To understand the listening difficulties experienced by individuals with and without clinical hearing loss it may be necessary to go ‘beyond the audiogram’, to measure suprathreshold neural function in addition to hair cell function. We have a range of electrophysiological techniques that reveal individual differences in neural function for people with normal audiograms. The problem is that hair cell loss is also associated with a reduction in electrophysiological responses; the response of any part of the auditory pathway is dependent on earlier processing. A challenge then is to distinguish hair cell loss from synaptopathy and other neural dysfunctions, to provide a differential diagnosis in people with hearing difficulties. This knowledge may then be used to provide more effective fitting of hearing devices in the medium term, and eventually we may be able to repair the damaged structures using targeted drugs or stem cell treatments.

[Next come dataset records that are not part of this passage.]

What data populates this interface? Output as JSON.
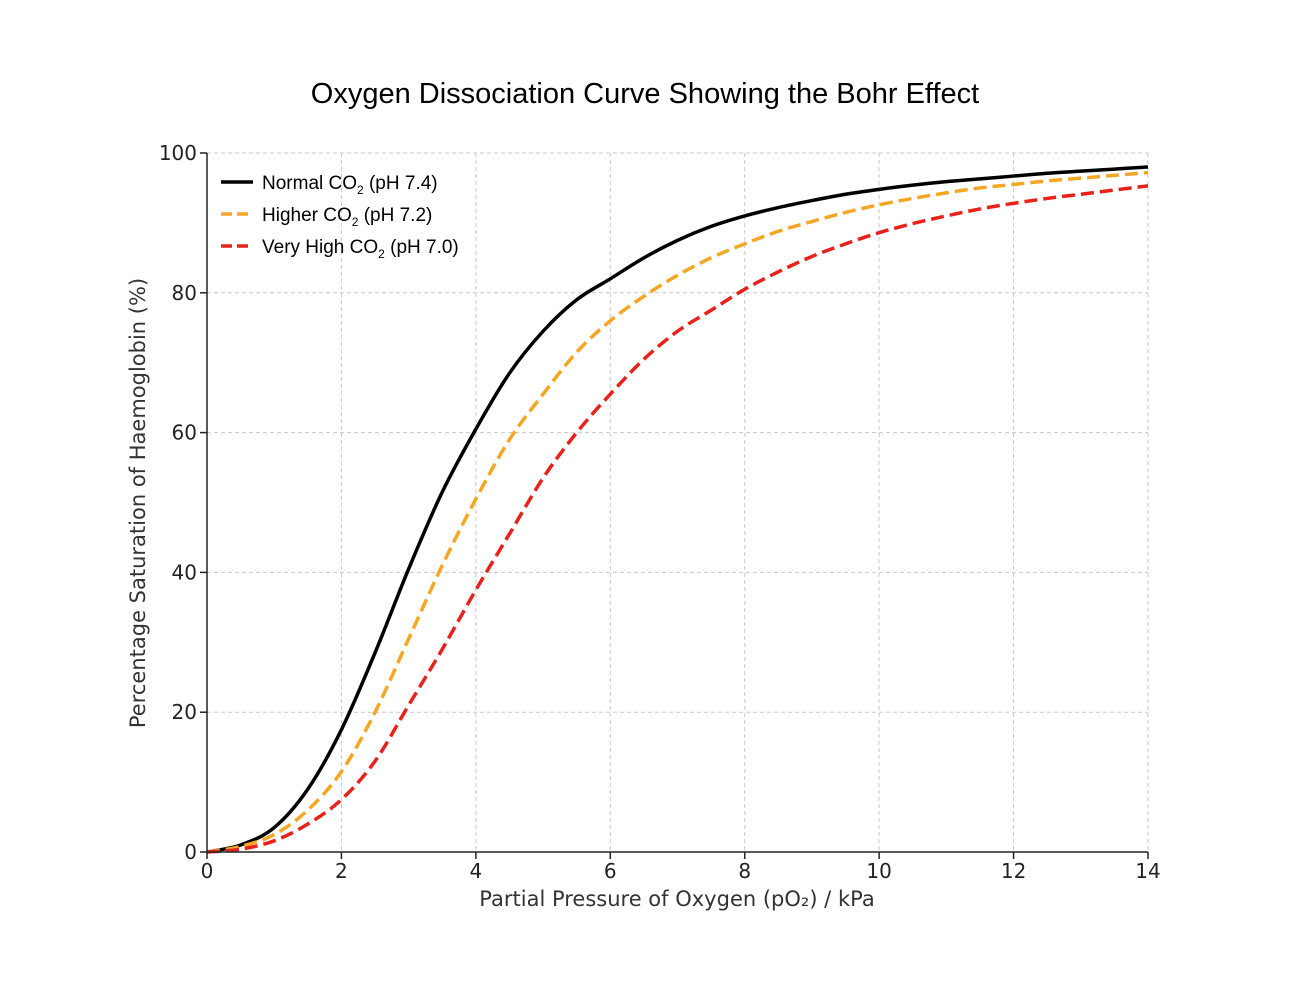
{
  "chart_data": {
    "type": "line",
    "title": "Oxygen Dissociation Curve Showing the Bohr Effect",
    "xlabel": "Partial Pressure of Oxygen (pO₂) / kPa",
    "ylabel": "Percentage Saturation of Haemoglobin (%)",
    "xlim": [
      0,
      14
    ],
    "ylim": [
      0,
      100
    ],
    "xticks": [
      0,
      2,
      4,
      6,
      8,
      10,
      12,
      14
    ],
    "yticks": [
      0,
      20,
      40,
      60,
      80,
      100
    ],
    "grid": true,
    "legend_position": "top-left",
    "x": [
      0,
      0.5,
      1,
      1.5,
      2,
      2.5,
      3,
      3.5,
      4,
      4.5,
      5,
      5.5,
      6,
      6.5,
      7,
      7.5,
      8,
      8.5,
      9,
      9.5,
      10,
      10.5,
      11,
      11.5,
      12,
      12.5,
      13,
      13.5,
      14
    ],
    "series": [
      {
        "name_main": "Normal CO",
        "name_sub": "2",
        "name_tail": " (pH 7.4)",
        "color": "#000000",
        "dashed": false,
        "values": [
          0,
          1.0,
          3.5,
          9.0,
          17.5,
          28.5,
          40.5,
          51.5,
          60.5,
          68.5,
          74.5,
          79.0,
          82.0,
          85.0,
          87.5,
          89.5,
          91.0,
          92.2,
          93.2,
          94.1,
          94.8,
          95.4,
          95.9,
          96.3,
          96.7,
          97.1,
          97.4,
          97.7,
          98.0
        ]
      },
      {
        "name_main": "Higher CO",
        "name_sub": "2",
        "name_tail": " (pH 7.2)",
        "color": "#f5a623",
        "dashed": true,
        "values": [
          0,
          0.8,
          2.5,
          6.0,
          11.5,
          20.0,
          30.5,
          41.0,
          50.5,
          59.0,
          65.5,
          71.5,
          76.0,
          79.5,
          82.5,
          85.0,
          87.0,
          88.8,
          90.2,
          91.5,
          92.6,
          93.5,
          94.3,
          95.0,
          95.5,
          96.0,
          96.4,
          96.8,
          97.2
        ]
      },
      {
        "name_main": "Very High CO",
        "name_sub": "2",
        "name_tail": " (pH 7.0)",
        "color": "#e8211a",
        "dashed": true,
        "values": [
          0,
          0.4,
          1.6,
          4.0,
          7.5,
          13.0,
          21.0,
          29.0,
          37.5,
          45.5,
          53.5,
          60.0,
          65.5,
          70.5,
          74.5,
          77.5,
          80.5,
          83.0,
          85.2,
          87.0,
          88.6,
          89.9,
          91.0,
          92.0,
          92.8,
          93.5,
          94.1,
          94.7,
          95.3
        ]
      }
    ]
  }
}
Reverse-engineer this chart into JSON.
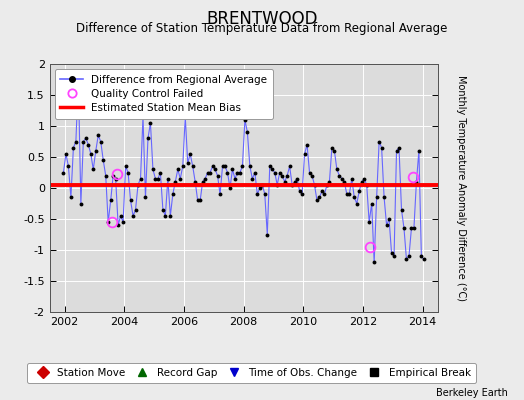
{
  "title": "BRENTWOOD",
  "subtitle": "Difference of Station Temperature Data from Regional Average",
  "ylabel": "Monthly Temperature Anomaly Difference (°C)",
  "xlabel_ticks": [
    2002,
    2004,
    2006,
    2008,
    2010,
    2012,
    2014
  ],
  "yticks": [
    -2,
    -1.5,
    -1,
    -0.5,
    0,
    0.5,
    1,
    1.5,
    2
  ],
  "xlim": [
    2001.5,
    2014.5
  ],
  "ylim": [
    -2,
    2
  ],
  "bias_value": 0.05,
  "bias_color": "#ff0000",
  "line_color": "#6666ff",
  "dot_color": "#000000",
  "qc_failed_color": "#ff44ff",
  "plot_bg_color": "#dcdcdc",
  "fig_bg_color": "#ebebeb",
  "grid_color": "#ffffff",
  "qc_failed_points": [
    [
      2003.583,
      -0.55
    ],
    [
      2003.75,
      0.22
    ],
    [
      2012.25,
      -0.95
    ],
    [
      2013.667,
      0.18
    ]
  ],
  "time_series_x": [
    2001.958,
    2002.042,
    2002.125,
    2002.208,
    2002.292,
    2002.375,
    2002.458,
    2002.542,
    2002.625,
    2002.708,
    2002.792,
    2002.875,
    2002.958,
    2003.042,
    2003.125,
    2003.208,
    2003.292,
    2003.375,
    2003.458,
    2003.542,
    2003.625,
    2003.708,
    2003.792,
    2003.875,
    2003.958,
    2004.042,
    2004.125,
    2004.208,
    2004.292,
    2004.375,
    2004.458,
    2004.542,
    2004.625,
    2004.708,
    2004.792,
    2004.875,
    2004.958,
    2005.042,
    2005.125,
    2005.208,
    2005.292,
    2005.375,
    2005.458,
    2005.542,
    2005.625,
    2005.708,
    2005.792,
    2005.875,
    2005.958,
    2006.042,
    2006.125,
    2006.208,
    2006.292,
    2006.375,
    2006.458,
    2006.542,
    2006.625,
    2006.708,
    2006.792,
    2006.875,
    2006.958,
    2007.042,
    2007.125,
    2007.208,
    2007.292,
    2007.375,
    2007.458,
    2007.542,
    2007.625,
    2007.708,
    2007.792,
    2007.875,
    2007.958,
    2008.042,
    2008.125,
    2008.208,
    2008.292,
    2008.375,
    2008.458,
    2008.542,
    2008.625,
    2008.708,
    2008.792,
    2008.875,
    2008.958,
    2009.042,
    2009.125,
    2009.208,
    2009.292,
    2009.375,
    2009.458,
    2009.542,
    2009.625,
    2009.708,
    2009.792,
    2009.875,
    2009.958,
    2010.042,
    2010.125,
    2010.208,
    2010.292,
    2010.375,
    2010.458,
    2010.542,
    2010.625,
    2010.708,
    2010.792,
    2010.875,
    2010.958,
    2011.042,
    2011.125,
    2011.208,
    2011.292,
    2011.375,
    2011.458,
    2011.542,
    2011.625,
    2011.708,
    2011.792,
    2011.875,
    2011.958,
    2012.042,
    2012.125,
    2012.208,
    2012.292,
    2012.375,
    2012.458,
    2012.542,
    2012.625,
    2012.708,
    2012.792,
    2012.875,
    2012.958,
    2013.042,
    2013.125,
    2013.208,
    2013.292,
    2013.375,
    2013.458,
    2013.542,
    2013.625,
    2013.708,
    2013.792,
    2013.875,
    2013.958,
    2014.042
  ],
  "time_series_y": [
    0.25,
    0.55,
    0.35,
    -0.15,
    0.65,
    0.75,
    1.75,
    -0.25,
    0.75,
    0.8,
    0.7,
    0.55,
    0.3,
    0.6,
    0.85,
    0.75,
    0.45,
    0.2,
    -0.55,
    -0.2,
    0.2,
    0.15,
    -0.6,
    -0.45,
    -0.55,
    0.35,
    0.25,
    -0.2,
    -0.45,
    -0.35,
    0.05,
    0.15,
    1.15,
    -0.15,
    0.8,
    1.05,
    0.3,
    0.15,
    0.15,
    0.25,
    -0.35,
    -0.45,
    0.15,
    -0.45,
    -0.1,
    0.1,
    0.3,
    0.15,
    0.35,
    1.15,
    0.4,
    0.55,
    0.35,
    0.1,
    -0.2,
    -0.2,
    0.1,
    0.15,
    0.25,
    0.25,
    0.35,
    0.3,
    0.2,
    -0.1,
    0.35,
    0.35,
    0.25,
    0.0,
    0.3,
    0.15,
    0.25,
    0.25,
    0.35,
    1.1,
    0.9,
    0.35,
    0.15,
    0.25,
    -0.1,
    0.0,
    0.05,
    -0.1,
    -0.75,
    0.35,
    0.3,
    0.25,
    0.05,
    0.25,
    0.2,
    0.1,
    0.2,
    0.35,
    0.05,
    0.1,
    0.15,
    -0.05,
    -0.1,
    0.55,
    0.7,
    0.25,
    0.2,
    0.05,
    -0.2,
    -0.15,
    -0.05,
    -0.1,
    0.05,
    0.1,
    0.65,
    0.6,
    0.3,
    0.2,
    0.15,
    0.1,
    -0.1,
    -0.1,
    0.15,
    -0.15,
    -0.25,
    -0.05,
    0.1,
    0.15,
    0.05,
    -0.55,
    -0.25,
    -1.2,
    -0.15,
    0.75,
    0.65,
    -0.15,
    -0.6,
    -0.5,
    -1.05,
    -1.1,
    0.6,
    0.65,
    -0.35,
    -0.65,
    -1.15,
    -1.1,
    -0.65,
    -0.65,
    0.1,
    0.6,
    -1.1,
    -1.15
  ],
  "bottom_legend": [
    {
      "label": "Station Move",
      "color": "#cc0000",
      "marker": "D"
    },
    {
      "label": "Record Gap",
      "color": "#006600",
      "marker": "^"
    },
    {
      "label": "Time of Obs. Change",
      "color": "#0000cc",
      "marker": "v"
    },
    {
      "label": "Empirical Break",
      "color": "#000000",
      "marker": "s"
    }
  ],
  "font_size_title": 12,
  "font_size_subtitle": 8.5,
  "font_size_axis": 8,
  "font_size_legend": 7.5,
  "font_size_ylabel": 7
}
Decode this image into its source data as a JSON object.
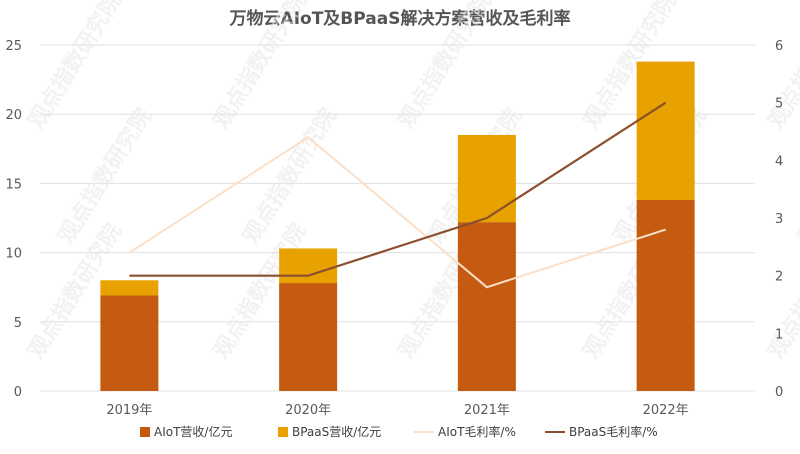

1. Liberman MC, Kujawa SG. Cochlear synaptopathy in acquired sensorineural hearing loss: manifestations and mechanisms. Hearing Research 2017;349:138-47.
2. Schaette R, McAlpine D. Tinnitus with a normal audiogram: physiological evidence for hidden hearing loss and computational model. Journal of Neuroscience 2011;31:13452-7.
3. Prendergast G, Guest H, Munro KJ, et al. Effects of noise exposure on young adults with normal audiograms I: Electrophysiology. Hearing Research 2017;344:68-81.
4. Prendergast G, Millman RE, Guest H, et al. Effects of noise exposure on young adults with normal audiograms II: Behavioral measures. Hearing Research 2017;356:74-86.
5. Guest H, Munro KJ, Prendergast G, Howe S, Plack CJ. Tinnitus with a normal audiogram: Relation to noise exposure but no evidence for cochlear synaptopathy. Hearing Research 2017;344:265-74.
Noise-induced cochlear synaptopathy (‘hidden hearing loss’), has been convincingly demonstrated in rodent models, in the absence of hair cell loss or threshold elevation
Evidence for noise-induced synaptopathy in humans is inconclusive at present
In humans, synaptopathy may always co-occur with a hair cell loss and audiometric threshold elevation, particularly at high frequencies
A challenge for diagnosis is to distinguish synaptopathy from hair cell loss, to inform management options.